上記のスケルトン コードに各コメントが要求する処理を行うコードを足して、テスト ドライバーを実装しましょう。

tinyxml2.cpp (または xmltest.cpp) を開き、 解析対象ファイルをロードする (または char 配列を解釈して XML オブジェクトにする) 処理に該当する関数を探します。最上位のオブジェクトをインスタンス化し、ファズ入力を渡します。

Tip

名前に Load を含む関数を探しましょう。

この例では、コマンド ラインで指定した名前のファイルから入力を供給することにします。利便性のためにそのようにしますが、テスト ドライバーを作成する場合、どのように入力をターゲットに渡すかは、まったく自由にできます。このチュートリアルでは、テスト ドライバーに argv[1] として渡される名前のファイルから入力を取得することにします。

最後に、オブジェクトを出力するか、その他の方法で、渡された内容をライブラリが正常に解釈できたことを確認します。これには 2 つの利点があります。

  1. 1 つ目は、コードが適切に動作しているのを確認できることです。
  2. 2 つ目は、ターゲットの出力機能にバグがないかテストされることです。

このライブラリには、XML オブジェクトを出力する機能が用意されているので、それを使用してパースが正常に行われることを保証し、問題が起こらないかどうかを確認します。

次のセクションに進み、テスト ドライバー コードをビルドしてテストします。

テスト ドライバーをビルドする

次に必要なのは、ターゲット ライブラリ コードをリンクしてテスト ドライバーをコンパイルすることだけです。このライブラリの場合、コンパイルは次のとおり簡単です。

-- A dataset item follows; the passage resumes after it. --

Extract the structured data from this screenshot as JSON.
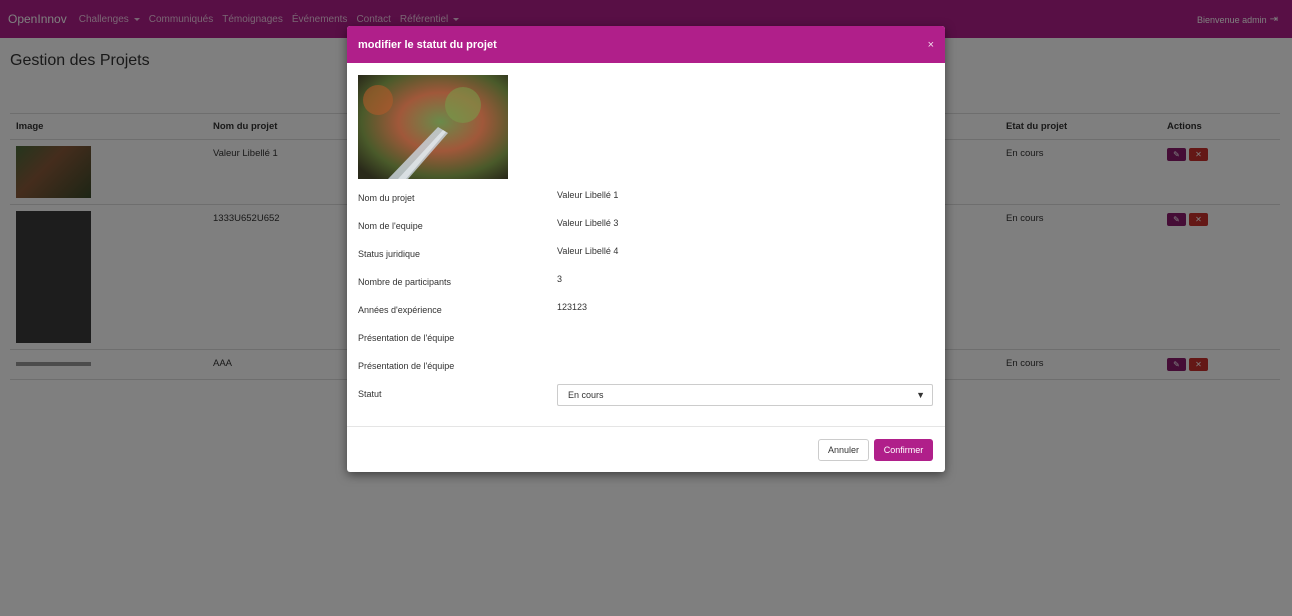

g++ tinyxml2.cpp harness.cpp -o harness

有効な XML ファイルと無効な XML ファイルを使用して、コンパイル済みのコードをテストするとよいでしょう。

Mayhem 用にパッケージ化する

次は Mayhem でテストするためのパッケージを作成します。mayhem package とタイプすると、コマンドが受け取るオプションが表示されます。ここでは、次のとおり -o オプションを使用することを推奨します。

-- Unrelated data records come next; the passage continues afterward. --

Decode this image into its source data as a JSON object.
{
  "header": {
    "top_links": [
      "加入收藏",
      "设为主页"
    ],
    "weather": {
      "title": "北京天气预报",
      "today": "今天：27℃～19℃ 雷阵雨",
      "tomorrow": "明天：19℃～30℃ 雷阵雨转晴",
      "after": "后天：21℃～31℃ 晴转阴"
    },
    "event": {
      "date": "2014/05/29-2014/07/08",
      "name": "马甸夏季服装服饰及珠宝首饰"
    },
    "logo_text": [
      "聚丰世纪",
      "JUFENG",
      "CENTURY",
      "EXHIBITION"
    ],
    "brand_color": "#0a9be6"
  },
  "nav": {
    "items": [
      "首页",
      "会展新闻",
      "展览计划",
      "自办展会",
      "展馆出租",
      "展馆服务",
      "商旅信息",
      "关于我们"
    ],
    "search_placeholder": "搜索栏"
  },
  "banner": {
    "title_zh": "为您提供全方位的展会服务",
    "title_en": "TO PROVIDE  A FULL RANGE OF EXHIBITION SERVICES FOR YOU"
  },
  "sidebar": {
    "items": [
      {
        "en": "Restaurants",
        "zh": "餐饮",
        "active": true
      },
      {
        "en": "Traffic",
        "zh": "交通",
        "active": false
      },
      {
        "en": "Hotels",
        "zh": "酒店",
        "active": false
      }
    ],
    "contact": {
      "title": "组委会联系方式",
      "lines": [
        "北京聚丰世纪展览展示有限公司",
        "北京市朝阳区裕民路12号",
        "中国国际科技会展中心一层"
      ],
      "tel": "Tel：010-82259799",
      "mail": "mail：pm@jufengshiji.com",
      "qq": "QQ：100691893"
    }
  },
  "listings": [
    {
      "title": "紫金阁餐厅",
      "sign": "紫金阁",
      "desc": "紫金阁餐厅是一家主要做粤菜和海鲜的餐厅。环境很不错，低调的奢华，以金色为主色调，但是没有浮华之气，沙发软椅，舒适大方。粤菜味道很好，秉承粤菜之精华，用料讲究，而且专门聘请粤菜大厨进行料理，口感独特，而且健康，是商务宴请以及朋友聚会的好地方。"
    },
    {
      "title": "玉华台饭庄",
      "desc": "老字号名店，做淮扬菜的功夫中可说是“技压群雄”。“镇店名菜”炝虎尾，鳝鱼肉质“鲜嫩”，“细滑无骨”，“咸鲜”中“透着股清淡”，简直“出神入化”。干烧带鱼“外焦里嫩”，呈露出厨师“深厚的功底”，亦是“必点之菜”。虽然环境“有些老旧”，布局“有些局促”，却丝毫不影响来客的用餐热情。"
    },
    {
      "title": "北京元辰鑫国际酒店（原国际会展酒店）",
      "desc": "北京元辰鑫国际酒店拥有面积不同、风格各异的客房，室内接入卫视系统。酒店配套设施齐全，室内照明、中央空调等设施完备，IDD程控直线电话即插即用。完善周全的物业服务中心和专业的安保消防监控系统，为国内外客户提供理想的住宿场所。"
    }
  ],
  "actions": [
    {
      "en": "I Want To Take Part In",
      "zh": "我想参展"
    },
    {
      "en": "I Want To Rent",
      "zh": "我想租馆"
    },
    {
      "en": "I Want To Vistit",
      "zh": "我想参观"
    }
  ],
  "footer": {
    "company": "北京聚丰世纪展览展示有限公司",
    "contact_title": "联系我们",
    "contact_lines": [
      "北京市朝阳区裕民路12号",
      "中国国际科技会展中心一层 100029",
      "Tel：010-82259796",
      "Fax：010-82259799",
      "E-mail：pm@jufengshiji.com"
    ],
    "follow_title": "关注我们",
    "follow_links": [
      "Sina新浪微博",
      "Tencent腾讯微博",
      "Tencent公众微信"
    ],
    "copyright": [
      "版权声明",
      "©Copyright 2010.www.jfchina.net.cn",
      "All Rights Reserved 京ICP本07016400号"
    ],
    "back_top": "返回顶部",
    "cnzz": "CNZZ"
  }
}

mayhem package -o /tmp/tinyxml2-harness/ harness

オプションとして、実際の XML ファイルをパッケージ ディレクトリのルートにある testsuite ディレクトリにコピーし、初期シードとして与えます。シードの指定がなくても Mayhem は動作しますが、パーサーは XML の形式を満たしていない入力を無視するため、有効な XML ファイル (内容は <a></a> のように簡単なものでも) から始めることで、処理がスピードアップします。テスト ケースを指定するには、次のようにします。

cp resources/utf8test.xml /tmp/tinyxml2-harness/testsuite/

パッケージに対して mayhem run を実行してテストを開始します。

Note

下記のコマンドは、このバイナリのテスト実行時間を制限しています (チュートリアルの時間制約のため)。

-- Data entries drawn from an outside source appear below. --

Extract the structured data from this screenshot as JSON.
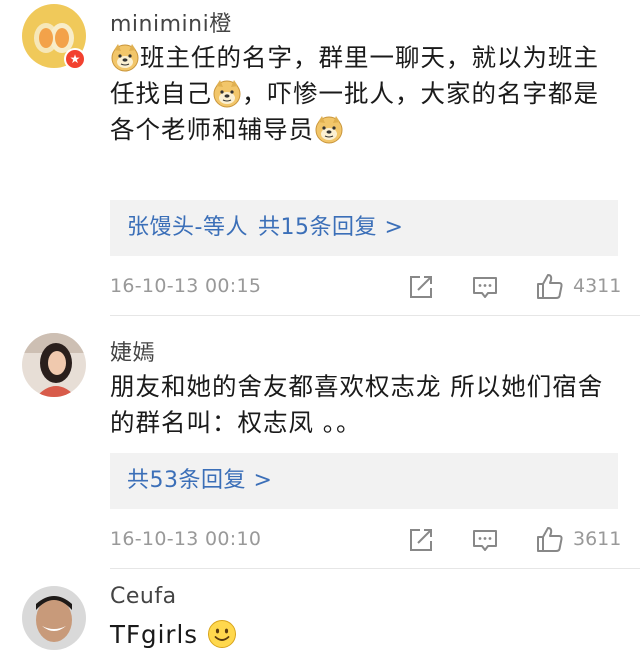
{
  "comments": [
    {
      "username": "minimini橙",
      "badge_icon": "star-badge-icon",
      "lines": [
        [
          "{doge}",
          "班主任的名字，群里一聊天，就以为班主"
        ],
        [
          "任找自己",
          "{doge}",
          "，吓惨一批人，大家的名字都是"
        ],
        [
          "各个老师和辅导员",
          "{doge}"
        ]
      ],
      "replies_users": "张馒头-等人",
      "replies_label": "共15条回复 >",
      "timestamp": "16-10-13 00:15",
      "likes": "4311"
    },
    {
      "username": "婕嫣",
      "lines": [
        [
          "朋友和她的舍友都喜欢权志龙 所以她们宿舍"
        ],
        [
          "的群名叫：权志凤 。。"
        ]
      ],
      "replies_users": "",
      "replies_label": "共53条回复 >",
      "timestamp": "16-10-13 00:10",
      "likes": "3611"
    },
    {
      "username": "Ceufa",
      "text": "TFgirls",
      "emoji": "smile-emoji-icon"
    }
  ],
  "icons": {
    "share": "share-icon",
    "comment": "comment-icon",
    "like": "thumbs-up-icon"
  },
  "colors": {
    "link": "#3b6fb8",
    "meta": "#999999",
    "reply_bg": "#f2f2f2",
    "badge": "#f2412f"
  }
}
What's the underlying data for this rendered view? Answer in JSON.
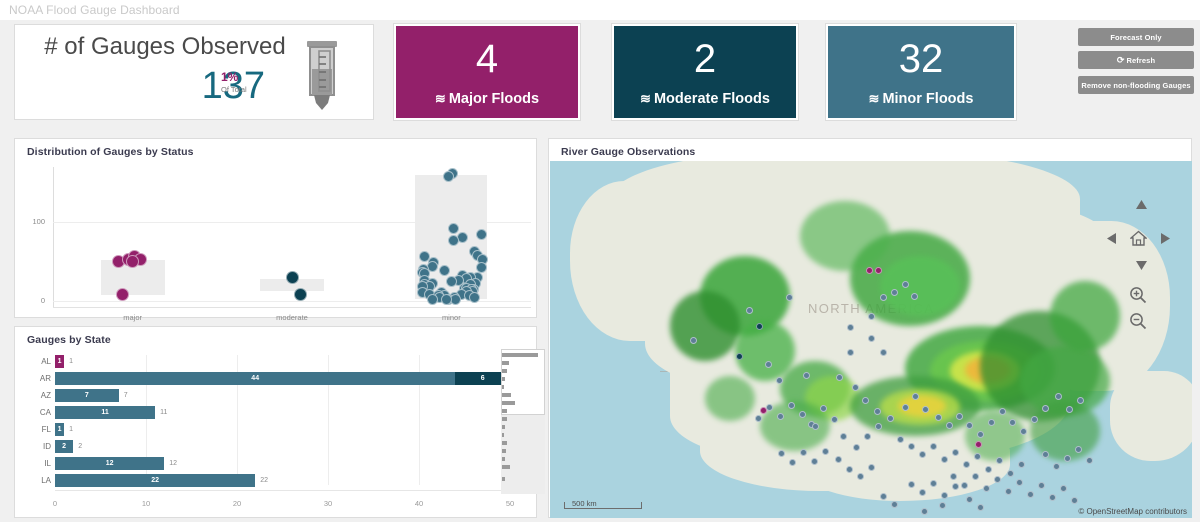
{
  "app": {
    "title": "NOAA Flood Gauge Dashboard"
  },
  "kpi_gauges": {
    "heading": "# of Gauges Observed",
    "value": "137",
    "percent": "1%",
    "sub": "Of Total",
    "icon": "rain-gauge-icon",
    "value_color": "#17697f",
    "percent_color": "#93206a"
  },
  "flood_tiles": [
    {
      "key": "major",
      "value": "4",
      "label": "Major Floods",
      "color": "#93206a",
      "icon": "waves-icon"
    },
    {
      "key": "moderate",
      "value": "2",
      "label": "Moderate Floods",
      "color": "#0c4152",
      "icon": "waves-icon"
    },
    {
      "key": "minor",
      "value": "32",
      "label": "Minor Floods",
      "color": "#3f7389",
      "icon": "waves-icon"
    }
  ],
  "actions": [
    {
      "key": "forecast",
      "label": "Forecast Only",
      "icon": null
    },
    {
      "key": "refresh",
      "label": "Refresh",
      "icon": "refresh-icon"
    },
    {
      "key": "remove",
      "label": "Remove non-flooding Gauges",
      "icon": null
    }
  ],
  "distribution": {
    "title": "Distribution of Gauges by Status"
  },
  "state_chart": {
    "title": "Gauges by State"
  },
  "map": {
    "title": "River Gauge Observations",
    "continent_label": "NORTH AMERICA",
    "scale_label": "500 km",
    "attribution": "© OpenStreetMap contributors",
    "controls": [
      {
        "key": "pan-up",
        "icon": "arrow-up-icon"
      },
      {
        "key": "pan-left",
        "icon": "arrow-left-icon"
      },
      {
        "key": "home",
        "icon": "home-icon"
      },
      {
        "key": "pan-right",
        "icon": "arrow-right-icon"
      },
      {
        "key": "pan-down",
        "icon": "arrow-down-icon"
      },
      {
        "key": "zoom-in",
        "icon": "zoom-in-icon"
      },
      {
        "key": "zoom-out",
        "icon": "zoom-out-icon"
      }
    ]
  },
  "chart_data": [
    {
      "type": "scatter",
      "id": "distribution-of-gauges-by-status",
      "title": "Distribution of Gauges by Status",
      "xlabel": "",
      "ylabel": "",
      "categories": [
        "major",
        "moderate",
        "minor"
      ],
      "yticks": [
        0,
        100
      ],
      "ylim": [
        -8,
        170
      ],
      "grid": true,
      "series": [
        {
          "name": "major",
          "color": "#93206a",
          "box": {
            "q1": 7,
            "q3": 52
          },
          "values": [
            50,
            52,
            56,
            52,
            50,
            8
          ]
        },
        {
          "name": "moderate",
          "color": "#0c4152",
          "box": {
            "q1": 12,
            "q3": 28
          },
          "values": [
            30,
            8
          ]
        },
        {
          "name": "minor",
          "color": "#3f7389",
          "box": {
            "q1": 2,
            "q3": 160
          },
          "values": [
            162,
            158,
            92,
            84,
            80,
            76,
            62,
            58,
            56,
            52,
            48,
            44,
            42,
            40,
            38,
            36,
            34,
            32,
            30,
            30,
            28,
            26,
            26,
            24,
            22,
            22,
            20,
            20,
            18,
            18,
            16,
            16,
            14,
            14,
            12,
            12,
            10,
            10,
            8,
            8,
            6,
            6,
            6,
            4,
            4,
            4,
            2,
            2,
            2,
            2
          ]
        }
      ]
    },
    {
      "type": "bar",
      "id": "gauges-by-state",
      "title": "Gauges by State",
      "orientation": "horizontal",
      "xlabel": "",
      "ylabel": "",
      "xticks": [
        0,
        10,
        20,
        30,
        40,
        50
      ],
      "xlim": [
        0,
        50
      ],
      "grid": true,
      "categories": [
        "AL",
        "AR",
        "AZ",
        "CA",
        "FL",
        "ID",
        "IL",
        "LA"
      ],
      "rows": [
        {
          "state": "AL",
          "total": 1,
          "label": "1",
          "segments": [
            {
              "status": "major",
              "value": 1,
              "color": "#93206a",
              "label": "1"
            }
          ]
        },
        {
          "state": "AR",
          "total": 50,
          "label": "",
          "segments": [
            {
              "status": "minor",
              "value": 44,
              "color": "#3f7389",
              "label": "44"
            },
            {
              "status": "moderate",
              "value": 6,
              "color": "#0c4152",
              "label": "6"
            }
          ]
        },
        {
          "state": "AZ",
          "total": 7,
          "label": "7",
          "segments": [
            {
              "status": "minor",
              "value": 7,
              "color": "#3f7389",
              "label": "7"
            }
          ]
        },
        {
          "state": "CA",
          "total": 11,
          "label": "11",
          "segments": [
            {
              "status": "minor",
              "value": 11,
              "color": "#3f7389",
              "label": "11"
            }
          ]
        },
        {
          "state": "FL",
          "total": 1,
          "label": "1",
          "segments": [
            {
              "status": "minor",
              "value": 1,
              "color": "#3f7389",
              "label": "1"
            }
          ]
        },
        {
          "state": "ID",
          "total": 2,
          "label": "2",
          "segments": [
            {
              "status": "minor",
              "value": 2,
              "color": "#3f7389",
              "label": "2"
            }
          ]
        },
        {
          "state": "IL",
          "total": 12,
          "label": "12",
          "segments": [
            {
              "status": "minor",
              "value": 12,
              "color": "#3f7389",
              "label": "12"
            }
          ]
        },
        {
          "state": "LA",
          "total": 22,
          "label": "22",
          "segments": [
            {
              "status": "minor",
              "value": 22,
              "color": "#3f7389",
              "label": "22"
            }
          ]
        }
      ]
    }
  ]
}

mayhem run /tmp/tinyxml2-harness/ --duration 240

テスト ドライバーが正常に動作すると、おそらくクラッシュが発見され (あまり興味深いものではないかもしれませんが)、出力が表示されるでしょう。その他の場合、生成されたテストケースをいくつかダウンロードし、Mayhem がどのような入力を生成したかを確認するとよいでしょう。 自分の作成したドライバーをチェックしたい場合、参考例をダウンロードできます: harness-solution.cpp

この時点で、Mayhem はライブラリの解析機能をカバーし、コードのかなりの部分をテストしています。しかし、新しいドライバーを使用してより深く入り込み、コードのまだあまり試されていない部分をより多くテストできます。テストを拡充するためのアイデアの例として、ライブラリを使用して XML を操作したり、デフォルト以外のオプションをオンにしたりといったことが考えられます。2 つめのアイデアを見てみましょう。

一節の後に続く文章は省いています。